Question:
Suppose that $u(x,t)$ is continuous, together with its first and second partial derivatives; suppose that $u$ and its first partial derivatives are periodic in $x$ of period $1,$ and suppose that $u_{tt}=u_{xx}.$ Prove that $$E(t)=\frac{1}{2}\int_0^1\left(u_t^2(x,t)+u_x^2(x,t)\right)\text{d}x$$ is a constant, independent of $t.$
Here is my solution:
Since $u(x,t)$ and its $t-$partial derivative is continuous, we can differentiate as follows. \begin{equation} \begin{aligned} E'(t)&=\frac{1}{2}\int_0^12u_tu_{tt}+2u_xu_{xt}\text{d}x\\ &=\int_0^1u_tu_{xx}+u_xu_{xt}\text{d}x\\ &=u_xu_t\bigg|^1_0-\int_0^1u_xu_{tx}\text{d}x+u_tu_x\bigg|_0^1-\int_0^1u_tu_{xx}\text{d}x\\ &=-\int_0^1u_xu_{tx}\text{d}x-\int_0^1u_tu_{xx}\text{d}x \end{aligned} \end{equation} Combining the first and third line from the bottom to see that $$E'(t)=0\quad \forall t.$$ And thus $E(t)$ is a constant.
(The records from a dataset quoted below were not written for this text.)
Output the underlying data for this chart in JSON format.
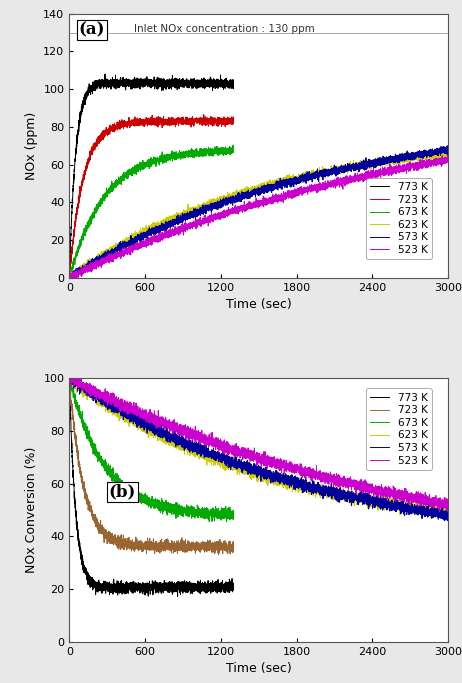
{
  "title_a": "(a)",
  "title_b": "(b)",
  "annotation_a": "Inlet NOx concentration : 130 ppm",
  "xlabel": "Time (sec)",
  "ylabel_a": "NOx (ppm)",
  "ylabel_b": "NOx Conversion (%)",
  "xlim": [
    0,
    3000
  ],
  "ylim_a": [
    0,
    140
  ],
  "ylim_b": [
    0,
    100
  ],
  "yticks_a": [
    0,
    20,
    40,
    60,
    80,
    100,
    120,
    140
  ],
  "yticks_b": [
    0,
    20,
    40,
    60,
    80,
    100
  ],
  "xticks": [
    0,
    600,
    1200,
    1800,
    2400,
    3000
  ],
  "inlet_nox": 130,
  "hline_y": 130,
  "temperatures": [
    "773 K",
    "723 K",
    "673 K",
    "623 K",
    "573 K",
    "523 K"
  ],
  "colors_a": [
    "#000000",
    "#cc0000",
    "#00aa00",
    "#cccc00",
    "#000099",
    "#cc00cc"
  ],
  "colors_b": [
    "#000000",
    "#996633",
    "#00aa00",
    "#cccc00",
    "#000099",
    "#cc00cc"
  ],
  "linewidth": 0.7,
  "fig_width": 4.62,
  "fig_height": 6.83,
  "dpi": 100,
  "background_color": "#e8e8e8",
  "plot_background": "#ffffff",
  "end_773": 1300,
  "end_723": 1300,
  "end_673": 1300
}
Then I just realised that I haven't used the periodic condition. Was I wrong somewhere?
You have implicitly used the periodicity conditions to conclude that \begin{equation} \begin{aligned} u_xu_t\bigg|^1_0 = u_tu_x\bigg|_0^1 = 0 \end{aligned} \end{equation} From the second to the third line.